Sevilla’da da flamenko şehrin damarlarına işlemiş gibi, her noktada kendini gösteriyor. Heykeller, resimler, flamenko giyim ve eşyaları satan mağazalar şehrin her yanında; Burada Sevilla’da gittiğim gösteriye ve şehirdeki flamenko gösterisi yapan diğer yerlere değineceğim. Neyse, bu sefer isabetli bir karar vermişim. Guadalquivir Nehri kıyısında Isabel II Köprüsü’nün hemen yanındaki El Patio Sevillano’daki gösteriye gittim. Bir çok önemli flamenko sanatçısı burada sahne almış. Burası kalabalık kadrolu, değişen programlı, sahneli, kulisli eni konu geniş bir yer. Gösteri yavaş yavaş tavını aldı; önce gitar solosu, sonra bir şarkı, sonra dansçılar, çiftler halinde gösterilerini sundular, sonra toplu gösterilere geçildi, hatta bir ara 3 dakikalık özet bir Carmen gösterisi bile yapıldı, Carmen onunla bununla oynaştı ve sonunda bıçaklandı. Geleneksel flamenkonun tüm öğelerini ayrı ayrı izleyebildik; vokal yapanlar, gitar çalan, alkış çalan, parmak şaklatan… Şarkı söyleyen kadının tutkusu tüm salonu sardı; herkes pür dikkat gözlerimiz dans edenlere kilitlenmiş, sahnenin bir parçasıymışçasına izledik. Burada da son on dakika resim ve video çekilmesine izin veriliyor.
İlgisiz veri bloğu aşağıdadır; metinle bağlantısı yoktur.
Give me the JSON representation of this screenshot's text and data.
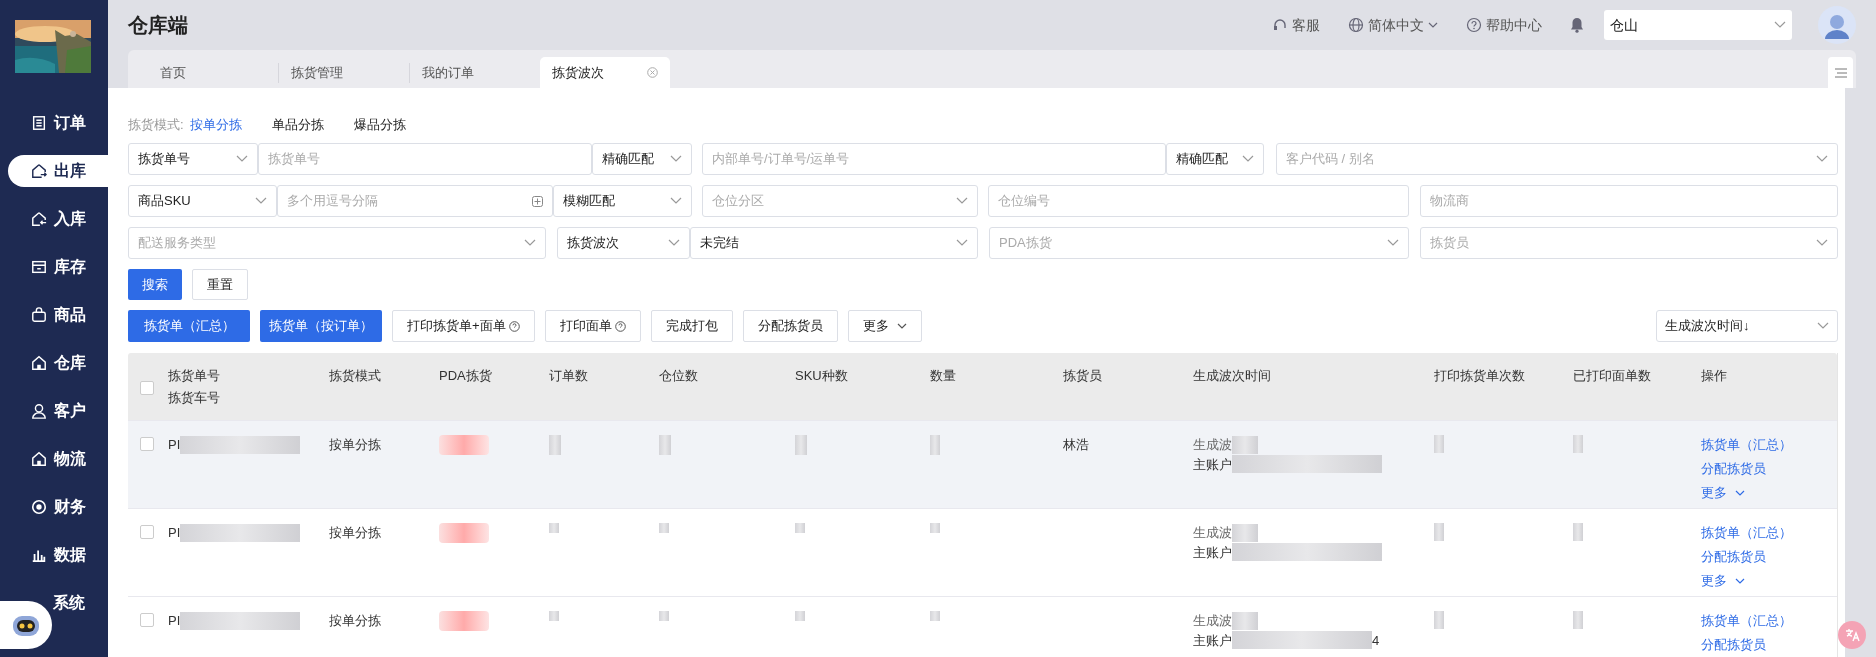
{
  "app_title": "仓库端",
  "header": {
    "service": "客服",
    "language": "简体中文",
    "help": "帮助中心",
    "warehouse": "仓山"
  },
  "sidebar": {
    "items": [
      {
        "label": "订单",
        "selected": false
      },
      {
        "label": "出库",
        "selected": true
      },
      {
        "label": "入库",
        "selected": false
      },
      {
        "label": "库存",
        "selected": false
      },
      {
        "label": "商品",
        "selected": false
      },
      {
        "label": "仓库",
        "selected": false
      },
      {
        "label": "客户",
        "selected": false
      },
      {
        "label": "物流",
        "selected": false
      },
      {
        "label": "财务",
        "selected": false
      },
      {
        "label": "数据",
        "selected": false
      },
      {
        "label": "系统",
        "selected": false
      }
    ]
  },
  "tabs": [
    {
      "label": "首页",
      "selected": false
    },
    {
      "label": "拣货管理",
      "selected": false
    },
    {
      "label": "我的订单",
      "selected": false
    },
    {
      "label": "拣货波次",
      "selected": true
    }
  ],
  "mode": {
    "label": "拣货模式:",
    "options": [
      {
        "label": "按单分拣",
        "selected": true
      },
      {
        "label": "单品分拣",
        "selected": false
      },
      {
        "label": "爆品分拣",
        "selected": false
      }
    ]
  },
  "filters": [
    [
      {
        "kind": "select",
        "value": "拣货单号"
      },
      {
        "kind": "input",
        "placeholder": "拣货单号"
      },
      {
        "kind": "select",
        "value": "精确匹配"
      },
      {
        "kind": "input",
        "placeholder": "内部单号/订单号/运单号"
      },
      {
        "kind": "select",
        "value": "精确匹配"
      },
      {
        "kind": "select",
        "placeholder": "客户代码 / 别名"
      }
    ],
    [
      {
        "kind": "select",
        "value": "商品SKU"
      },
      {
        "kind": "multi",
        "placeholder": "多个用逗号分隔"
      },
      {
        "kind": "select",
        "value": "模糊匹配"
      },
      {
        "kind": "select",
        "placeholder": "仓位分区"
      },
      {
        "kind": "input",
        "placeholder": "仓位编号"
      },
      {
        "kind": "input",
        "placeholder": "物流商"
      }
    ],
    [
      {
        "kind": "select",
        "placeholder": "配送服务类型"
      },
      {
        "kind": "select",
        "value": "拣货波次"
      },
      {
        "kind": "select",
        "value": "未完结"
      },
      {
        "kind": "select",
        "placeholder": "PDA拣货"
      },
      {
        "kind": "select",
        "placeholder": "拣货员"
      }
    ]
  ],
  "search_buttons": [
    {
      "label": "搜索",
      "kind": "primary"
    },
    {
      "label": "重置",
      "kind": "plain"
    }
  ],
  "actions": [
    {
      "label": "拣货单（汇总）",
      "kind": "primary"
    },
    {
      "label": "拣货单（按订单）",
      "kind": "primary"
    },
    {
      "label": "打印拣货单+面单",
      "kind": "help"
    },
    {
      "label": "打印面单",
      "kind": "help"
    },
    {
      "label": "完成打包",
      "kind": "plain"
    },
    {
      "label": "分配拣货员",
      "kind": "plain"
    },
    {
      "label": "更多",
      "kind": "dropdown"
    }
  ],
  "sort": "生成波次时间↓",
  "table": {
    "all_checked": false,
    "columns": [
      [
        "拣货单号",
        "拣货车号"
      ],
      [
        "拣货模式"
      ],
      [
        "PDA拣货"
      ],
      [
        "订单数"
      ],
      [
        "仓位数"
      ],
      [
        "SKU种数"
      ],
      [
        "数量"
      ],
      [
        "拣货员"
      ],
      [
        "生成波次时间"
      ],
      [
        "打印拣货单次数"
      ],
      [
        "已打印面单数"
      ],
      [
        "操作"
      ]
    ],
    "rows": [
      {
        "checked": false,
        "code": "PI",
        "mode": "按单分拣",
        "picker": "林浩",
        "time_label": "生成波",
        "account_label": "主账户",
        "account_tail": "",
        "actions": [
          "拣货单（汇总）",
          "分配拣货员",
          "更多"
        ],
        "hovered": true
      },
      {
        "checked": false,
        "code": "PI",
        "mode": "按单分拣",
        "picker": "",
        "time_label": "生成波",
        "account_label": "主账户",
        "account_tail": "",
        "actions": [
          "拣货单（汇总）",
          "分配拣货员",
          "更多"
        ],
        "hovered": false
      },
      {
        "checked": false,
        "code": "PI",
        "mode": "按单分拣",
        "picker": "",
        "time_label": "生成波",
        "account_label": "主账户",
        "account_tail": "4",
        "actions": [
          "拣货单（汇总）",
          "分配拣货员"
        ],
        "hovered": false
      }
    ]
  }
}
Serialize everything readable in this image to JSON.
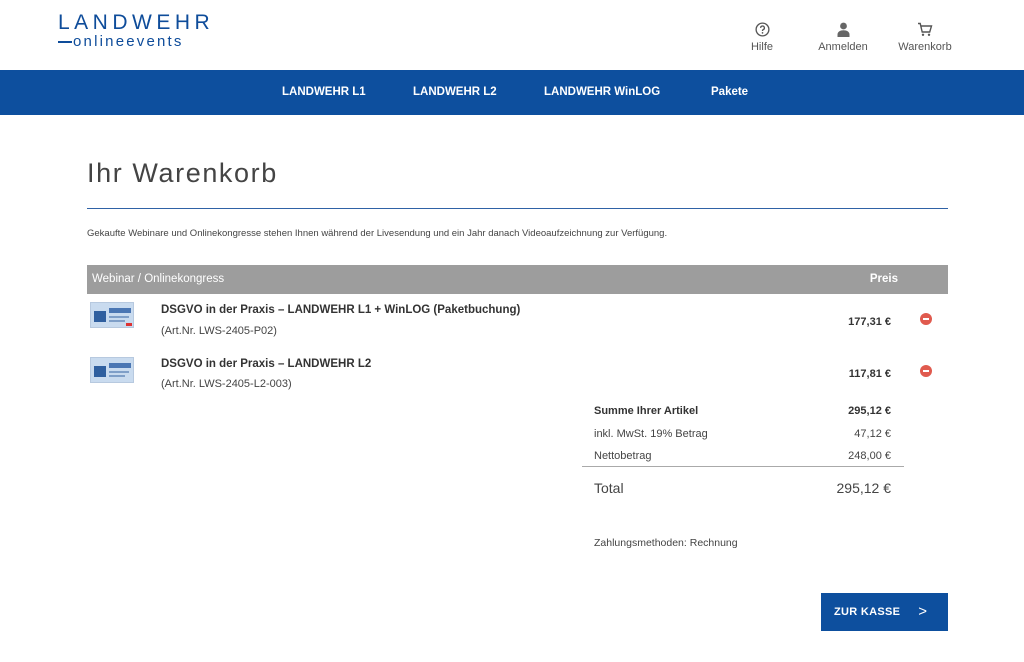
{
  "brand": {
    "main": "LANDWEHR",
    "sub": "onlineevents"
  },
  "top_actions": [
    {
      "label": "Hilfe",
      "icon": "help-icon"
    },
    {
      "label": "Anmelden",
      "icon": "user-icon"
    },
    {
      "label": "Warenkorb",
      "icon": "cart-icon"
    }
  ],
  "nav": [
    "LANDWEHR L1",
    "LANDWEHR L2",
    "LANDWEHR WinLOG",
    "Pakete"
  ],
  "page": {
    "title": "Ihr Warenkorb",
    "intro": "Gekaufte Webinare und Onlinekongresse stehen Ihnen während der Livesendung und ein Jahr danach Videoaufzeichnung zur Verfügung."
  },
  "table": {
    "col_item": "Webinar / Onlinekongress",
    "col_price": "Preis",
    "rows": [
      {
        "title": "DSGVO in der Praxis – LANDWEHR L1 + WinLOG (Paketbuchung)",
        "art": "(Art.Nr. LWS-2405-P02)",
        "price": "177,31 €"
      },
      {
        "title": "DSGVO in der Praxis – LANDWEHR L2",
        "art": "(Art.Nr. LWS-2405-L2-003)",
        "price": "117,81 €"
      }
    ]
  },
  "summary": {
    "subtotal_label": "Summe Ihrer Artikel",
    "subtotal_value": "295,12 €",
    "vat_label": "inkl. MwSt. 19% Betrag",
    "vat_value": "47,12 €",
    "net_label": "Nettobetrag",
    "net_value": "248,00 €",
    "total_label": "Total",
    "total_value": "295,12 €"
  },
  "payment": "Zahlungsmethoden: Rechnung",
  "checkout": {
    "label": "ZUR KASSE",
    "arrow": ">"
  },
  "colors": {
    "brand_blue": "#0d4f9e",
    "table_header": "#9d9d9d",
    "remove_red": "#e05a4e"
  }
}
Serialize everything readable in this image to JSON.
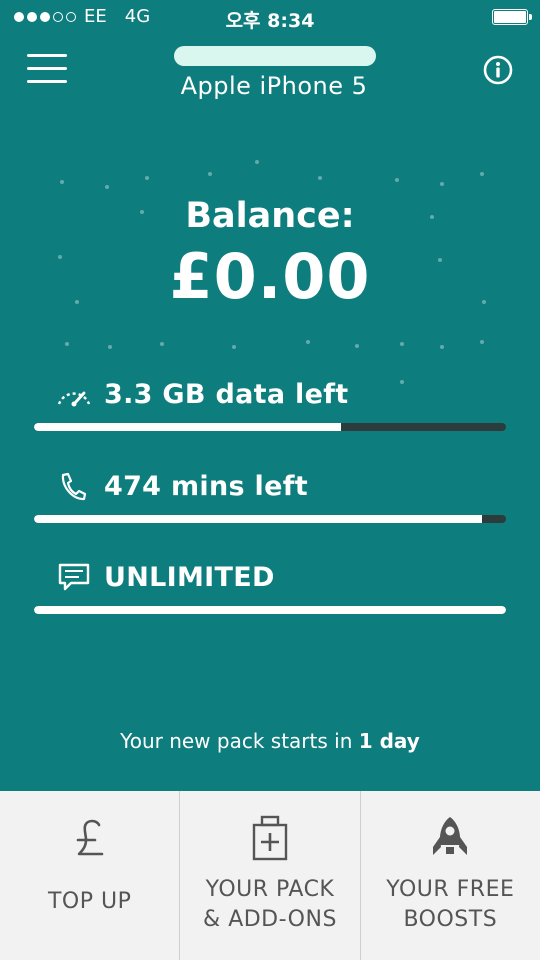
{
  "status_bar": {
    "carrier": "EE",
    "network": "4G",
    "time": "오후 8:34",
    "signal_filled": 3,
    "signal_total": 5
  },
  "header": {
    "device_name": "Apple iPhone 5",
    "menu_icon": "hamburger-icon",
    "info_icon": "info-icon"
  },
  "balance": {
    "label": "Balance:",
    "value": "£0.00"
  },
  "allowances": [
    {
      "icon": "gauge-icon",
      "label": "3.3 GB data left",
      "remaining_fraction": 0.65
    },
    {
      "icon": "phone-icon",
      "label": "474 mins left",
      "remaining_fraction": 0.95
    },
    {
      "icon": "message-icon",
      "label": "UNLIMITED",
      "remaining_fraction": 1.0
    }
  ],
  "pack_note": {
    "prefix": "Your new pack starts in",
    "emphasis": "1 day"
  },
  "bottom_nav": [
    {
      "icon": "pound-icon",
      "line1": "TOP UP",
      "line2": ""
    },
    {
      "icon": "medkit-icon",
      "line1": "YOUR PACK",
      "line2": "& ADD-ONS"
    },
    {
      "icon": "rocket-icon",
      "line1": "YOUR FREE",
      "line2": "BOOSTS"
    }
  ],
  "colors": {
    "background": "#0E7D7E",
    "bar_fill": "#FFFFFF",
    "bar_track": "#2C3B3C",
    "nav_background": "#F2F2F2",
    "nav_text": "#555555"
  }
}
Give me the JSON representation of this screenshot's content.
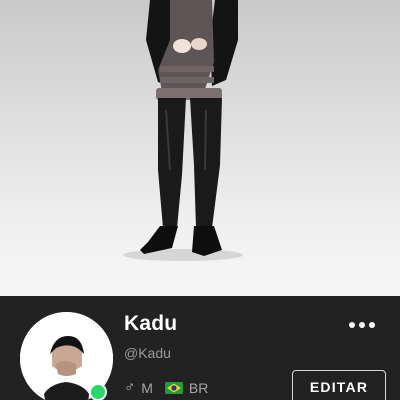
{
  "profile": {
    "username": "Kadu",
    "handle": "@Kadu",
    "gender_symbol": "♂",
    "gender_label": "M",
    "country_code": "BR",
    "online_status_color": "#2bd66a",
    "edit_button_label": "EDITAR"
  },
  "icons": {
    "more": "more-horizontal-icon",
    "gender": "male-icon",
    "flag": "brazil-flag-icon",
    "status": "online-indicator"
  },
  "colors": {
    "profile_background": "#222222",
    "scene_background": "#e6e6e6",
    "online": "#2bd66a"
  }
}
Burada 1,5 saatlik gösteri bir içki ile birlikte 38 euro tutuyor, tapas menüsü tercih ederseniz fiyatlar artıyor.

Sevilla’da başka iyi yerler de var. Bunların başında Santa Cruz’daki Los Gallos geliyor; bir çok ünlü sanatçıya ev sahipliği yapan yerde gösteri bir kadeh içki dahil 35 euro tutuyor. El Arenal’deki Tablao El Arenal ise bir içki dahil 39 euro, tapas menülü seçenekleri de var. Macarena ile Regina arasında Carmona’daki El Palacio Andaluz bir içki dahil 43 euro, menülü seçenekleri var. Sevilla yazımda belirttiğim Museo del Baile Flamenko’da gösteri 22 euroya. Santa Cruz bölgesinde 15 yüzyıldan kalma bir malikanedeki La Casa del Flamenco’da gösteri 18 euro, yine Santa Cruz’daki Casa de la Memoria’da gösteri 18 euro, Tarihi merkeze yakın Tablao Alvarez Quintero’da gösteri 18 euro, Santa Cruz’daki Casa de la Guitarra’da gösteri 17 euro, Katedral yakınındaki El Callejon del Embrujo’da içki dahil gösteri 20 euro. Triana’daki yerler ise Orillas de Triana’da gösteri 20 euro, Esencia’da içki dahil 18 euro, Teatro Flamenko Triana’da gösteri 20 euro, Baraka Sala Flamenca’da içki dahil gösteri 20 euro.

Son Söz

Endülüs yazımıza Endülüs’te Raks ile başlamıştık, ilk mısrası ‘zil, şal ve gül’ü esas alarak Endülüs’ün üç ana şehrini gezdik. Bu şarkı aslında bir bailaora’ya yazılmış bir güzelleme. Flamenko dansının hareketleriyle akıp giden muhteşem bir şarkı. Flamenko ile Endülüs gezimiz sona eriyor. Her şehirde gezeceksiniz, eğleneceksiniz, yiyip içeceksiniz ama mutlaka bir de flamenko gösterisine gidin; Endülüs’ün ruhu orada yaşıyor.